The program was set up after years of political squabbling over whom should pay for the recycling of mercury switches. Auto and truck makers repeatedly delayed action on the national level. Steel mills flatly refused to install the necessary pollution equipment that would stop toxic emissions when steel was re-melted. State attorney generals had no interest in taxing their voters to cover the clean-up costs but insisted someone, anyone pay.
Ultimately, EPA cut a deal with vehicle manufacturers, and a bounty system was set up to pay otherwise uninterested scrap yards to remove the switches before the vehicle was crushed or shredded and sent to the mills.
A company known as End of Live Vehicle Solution (ELVS) administers the program, and a $4 million fund was established using a proportional fee system based on the number of mercury switches produced. Fees rewarded dismantlers/recyclers in the participating states on a first-come, first-serve basis over a planned 3-year period.
ELVS has now told participating states and the EPA that unless GM acts now, it will have to stop accepting mercury switches from scrap-yard bound GM vehicles starting January 1, 2010. This could result in tons of unnecessary mercury emissions pouring from smoke stacks across the country, especially given that more than 700,000 vehicles are now in the system because of the recently concluded “Cash for Clunkers” program.
Environmentalists working on this matter, say that more states are about to apply political pressure to force a resolution. We haven’t heard the last of this issue.
4 responses to “Is Mercury Dripping through Bankruptcy Cracks?”
This is a good story, but it ignores the undue hysteria over mercury as an environmental disaster.
Zino is perhaps too young to remember that as kids in the 1930s and ’40s, we played with live mercury every time a household thermometer got dropped and broken. Ran it around on our fingers, passed it from one hand to another’s, and no doubt somewhere, some time, some showoff actually swallowed some of that dastardly substance. Science in action and, you know what? No one croaked, then or later, of the handling/ingestion.
But today, environmentalists fan the fear of the unknown. And unfortunately, today’s so-called scientists are not immune from the hysteria–or are grinding other axes.
Quicksilver is not easily absorbed into the human body, as the thermometer tale illustrates.
However, breathing mercury vapors is extremely harmful; and Mercury’s effects on contaminating fish are well documented. In high enough doses, all forms of mercury are toxic. And there are 1,000 mg of mercury in each switch. Pregnant women and children are not even supposed to eat many types of fish since the problem is so prevalent.
Perhaps the generational gap here is one of attitudes toward the environment.

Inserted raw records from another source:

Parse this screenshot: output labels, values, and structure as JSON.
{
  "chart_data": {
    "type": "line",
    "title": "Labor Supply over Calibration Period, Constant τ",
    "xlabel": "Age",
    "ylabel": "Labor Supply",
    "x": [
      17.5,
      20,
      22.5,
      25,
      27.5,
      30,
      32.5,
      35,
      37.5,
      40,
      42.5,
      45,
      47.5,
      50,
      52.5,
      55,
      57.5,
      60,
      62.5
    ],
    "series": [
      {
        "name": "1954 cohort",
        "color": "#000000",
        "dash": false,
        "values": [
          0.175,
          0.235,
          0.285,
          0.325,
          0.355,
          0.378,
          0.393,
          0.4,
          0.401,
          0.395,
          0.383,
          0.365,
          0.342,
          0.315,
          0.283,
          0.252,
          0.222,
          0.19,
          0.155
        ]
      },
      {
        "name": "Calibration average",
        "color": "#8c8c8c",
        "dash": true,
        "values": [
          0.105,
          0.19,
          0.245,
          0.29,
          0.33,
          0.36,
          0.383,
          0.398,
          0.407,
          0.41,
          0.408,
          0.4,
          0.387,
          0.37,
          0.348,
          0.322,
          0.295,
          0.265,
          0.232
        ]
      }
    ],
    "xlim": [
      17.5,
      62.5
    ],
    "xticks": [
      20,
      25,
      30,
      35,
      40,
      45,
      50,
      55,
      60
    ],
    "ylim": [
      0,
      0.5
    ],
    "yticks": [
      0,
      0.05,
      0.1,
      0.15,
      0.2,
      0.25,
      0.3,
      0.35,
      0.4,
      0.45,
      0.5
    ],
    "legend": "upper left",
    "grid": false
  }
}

Mercury is poison to the human body – this is factual. Mercury poisoning can cause swelling of the body, pain, and persistent itching – long term
exposure can cause irreversible damage to the body.
It’s not a joke.
However, just because compact fluorescent lamps can use “mercury” and”China” in the same sentence doesn’t put them in the same category as melamine-tainted milk and sulfur drywall that makes people sick in their own homes and corrodes metal. All fluorescent tubes of all sizes, not just compact fluorescent lamps, contain poisonous Mercury – it is necessary for the lamp to function.
Compact fluorescent lamps contain on average about five milligrams of Mercury each When a compact fluorescent lamp is broken at home for whatever reason (as well as any other fluorescent tube lamp), Mercury is released in the form of a vapor.
The EPA suggests that you air out the room where the fluorescent lamp was broken for 15 minutes or so – but you’re not going to kill your whole family if you break one CFL at home. Be smart and clean it up properly – you know, don’t stick the broken lamp in your face and breathe heavily. You’d do the same thing when you spill a bottle of bleach or bathroom cleaner, too.